2 Mar 2014

Dozens dead in China knife attack

6:00 pm on 2 March 2014

Chinese officials have blamed separatists from the north-western Xinjiang region for a mass knife attack at a railway station that left 29 people dead and at least 130 wounded.

A Chinese police investigator inspects the scene of the attack.

A Chinese police investigator inspects the scene of the attack. Photo: AFP

A group of attackers, dressed in black, burst into the station in the south-west city of Kunming and began stabbing people at random.

Images from the scene posted online showed bodies lying in pools of blood.

State news agency Xinhua said police shot at least four suspects dead.

The BBC reports a female suspect was arrested and is being treated in hospital for unspecified injuries while a search continues for others who fled the scene.

Authorities described the incident as an "organised, premeditated, violent terrorist attack".

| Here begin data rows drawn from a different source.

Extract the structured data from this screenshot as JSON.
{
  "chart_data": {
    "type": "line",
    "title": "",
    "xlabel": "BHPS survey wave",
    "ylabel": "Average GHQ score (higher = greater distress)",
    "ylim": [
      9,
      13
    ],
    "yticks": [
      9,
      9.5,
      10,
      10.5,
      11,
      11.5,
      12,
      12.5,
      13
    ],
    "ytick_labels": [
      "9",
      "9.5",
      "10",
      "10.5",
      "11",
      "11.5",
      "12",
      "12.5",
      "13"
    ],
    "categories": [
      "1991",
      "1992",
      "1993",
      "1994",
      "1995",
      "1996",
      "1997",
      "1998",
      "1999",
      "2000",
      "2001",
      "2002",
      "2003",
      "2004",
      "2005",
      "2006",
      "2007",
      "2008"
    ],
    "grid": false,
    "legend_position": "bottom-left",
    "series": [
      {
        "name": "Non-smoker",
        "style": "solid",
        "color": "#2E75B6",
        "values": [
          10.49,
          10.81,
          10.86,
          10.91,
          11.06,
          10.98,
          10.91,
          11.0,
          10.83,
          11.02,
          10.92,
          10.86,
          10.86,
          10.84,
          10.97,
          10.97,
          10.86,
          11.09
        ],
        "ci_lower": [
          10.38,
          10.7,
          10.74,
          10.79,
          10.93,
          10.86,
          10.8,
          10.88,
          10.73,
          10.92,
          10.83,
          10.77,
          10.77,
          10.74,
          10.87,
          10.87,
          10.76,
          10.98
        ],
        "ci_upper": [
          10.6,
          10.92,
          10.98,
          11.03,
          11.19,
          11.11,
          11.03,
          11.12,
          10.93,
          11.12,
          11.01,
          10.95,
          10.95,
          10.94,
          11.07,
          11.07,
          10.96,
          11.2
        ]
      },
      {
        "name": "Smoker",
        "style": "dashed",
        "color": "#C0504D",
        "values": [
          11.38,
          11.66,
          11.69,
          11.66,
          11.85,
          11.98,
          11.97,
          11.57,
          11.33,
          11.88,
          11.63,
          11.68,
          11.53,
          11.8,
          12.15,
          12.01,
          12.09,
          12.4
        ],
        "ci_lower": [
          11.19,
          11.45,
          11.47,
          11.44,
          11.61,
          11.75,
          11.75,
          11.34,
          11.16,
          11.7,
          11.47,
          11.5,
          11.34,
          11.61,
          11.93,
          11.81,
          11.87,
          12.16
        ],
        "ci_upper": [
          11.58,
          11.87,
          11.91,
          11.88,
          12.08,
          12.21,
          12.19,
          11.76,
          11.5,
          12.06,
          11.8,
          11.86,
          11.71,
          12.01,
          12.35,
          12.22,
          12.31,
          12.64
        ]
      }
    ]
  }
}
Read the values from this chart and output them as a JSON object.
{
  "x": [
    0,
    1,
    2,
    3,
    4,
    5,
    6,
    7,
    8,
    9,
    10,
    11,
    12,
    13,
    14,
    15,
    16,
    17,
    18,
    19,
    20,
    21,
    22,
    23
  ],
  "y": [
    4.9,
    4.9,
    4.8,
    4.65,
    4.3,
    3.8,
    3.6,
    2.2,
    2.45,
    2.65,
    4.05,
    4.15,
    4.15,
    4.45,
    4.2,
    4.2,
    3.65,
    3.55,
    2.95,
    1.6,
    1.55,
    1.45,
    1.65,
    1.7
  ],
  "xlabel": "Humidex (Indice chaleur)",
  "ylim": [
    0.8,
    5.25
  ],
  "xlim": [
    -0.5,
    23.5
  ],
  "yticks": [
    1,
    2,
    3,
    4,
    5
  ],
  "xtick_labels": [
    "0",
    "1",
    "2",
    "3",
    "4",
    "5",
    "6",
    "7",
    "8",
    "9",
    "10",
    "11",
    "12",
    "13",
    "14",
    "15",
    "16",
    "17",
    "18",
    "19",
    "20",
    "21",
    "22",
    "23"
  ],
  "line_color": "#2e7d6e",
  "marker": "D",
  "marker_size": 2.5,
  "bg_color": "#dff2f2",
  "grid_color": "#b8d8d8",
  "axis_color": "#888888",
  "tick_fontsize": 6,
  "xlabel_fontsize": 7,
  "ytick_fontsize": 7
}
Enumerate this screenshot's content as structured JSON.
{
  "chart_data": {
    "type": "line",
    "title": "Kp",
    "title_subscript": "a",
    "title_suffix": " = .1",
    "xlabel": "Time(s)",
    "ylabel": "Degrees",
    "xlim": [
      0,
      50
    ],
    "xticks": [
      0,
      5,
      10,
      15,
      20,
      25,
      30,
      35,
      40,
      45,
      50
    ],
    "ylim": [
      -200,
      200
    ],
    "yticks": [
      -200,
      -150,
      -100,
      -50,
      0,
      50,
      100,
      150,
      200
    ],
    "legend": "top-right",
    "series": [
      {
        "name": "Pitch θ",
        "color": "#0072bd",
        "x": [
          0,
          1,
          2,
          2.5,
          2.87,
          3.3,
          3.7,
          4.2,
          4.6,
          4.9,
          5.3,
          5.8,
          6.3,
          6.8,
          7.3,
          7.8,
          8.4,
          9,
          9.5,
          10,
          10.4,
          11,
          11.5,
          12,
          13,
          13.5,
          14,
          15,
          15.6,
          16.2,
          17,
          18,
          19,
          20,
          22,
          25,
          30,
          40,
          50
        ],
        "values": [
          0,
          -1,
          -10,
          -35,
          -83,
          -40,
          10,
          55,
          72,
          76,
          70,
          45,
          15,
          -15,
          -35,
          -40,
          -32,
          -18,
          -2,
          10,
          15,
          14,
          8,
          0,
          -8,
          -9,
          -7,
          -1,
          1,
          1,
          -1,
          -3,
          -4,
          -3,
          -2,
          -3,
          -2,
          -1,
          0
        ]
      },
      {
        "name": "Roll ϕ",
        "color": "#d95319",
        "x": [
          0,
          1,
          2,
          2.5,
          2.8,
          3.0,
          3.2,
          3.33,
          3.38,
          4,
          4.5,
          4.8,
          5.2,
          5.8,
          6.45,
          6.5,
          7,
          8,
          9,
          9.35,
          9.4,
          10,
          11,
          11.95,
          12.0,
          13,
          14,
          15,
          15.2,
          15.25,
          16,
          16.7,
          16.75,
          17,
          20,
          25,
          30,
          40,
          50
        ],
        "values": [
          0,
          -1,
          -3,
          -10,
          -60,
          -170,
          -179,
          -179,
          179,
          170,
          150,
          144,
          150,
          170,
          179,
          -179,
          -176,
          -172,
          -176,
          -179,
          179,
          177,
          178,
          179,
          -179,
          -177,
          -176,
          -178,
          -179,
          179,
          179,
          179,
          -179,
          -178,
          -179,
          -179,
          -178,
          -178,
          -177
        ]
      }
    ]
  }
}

The Kunming city government later said that evidence from the scene pointed to separatists from Xinjiang as being behind the attack. It gave no details and the claim could not be verified.

Some of Xinjiang's minority Uighur Muslims want autonomy from Chinese rule and an end to state suppression of their religion.

Witnesses said that the men, who were mostly dressed in black, attacked people at random.

A survivor named Yang Haifei, who was wounded in the back and chest, told Xinhua he had been buying a train ticket when the attackers rushed into the station.

"I saw a person come straight at me with a long knife and I ran away with everyone," he said.

He added that those too slow to flee were cut down.

Some who escaped were desperately looking for missing loved ones.

Yang Ziqing told Xinhua she and her husband had been waiting for a train to Shanghai "when a knife-wielding man suddenly came at them".

"I can't find my husband, and his phone went unanswered," she said.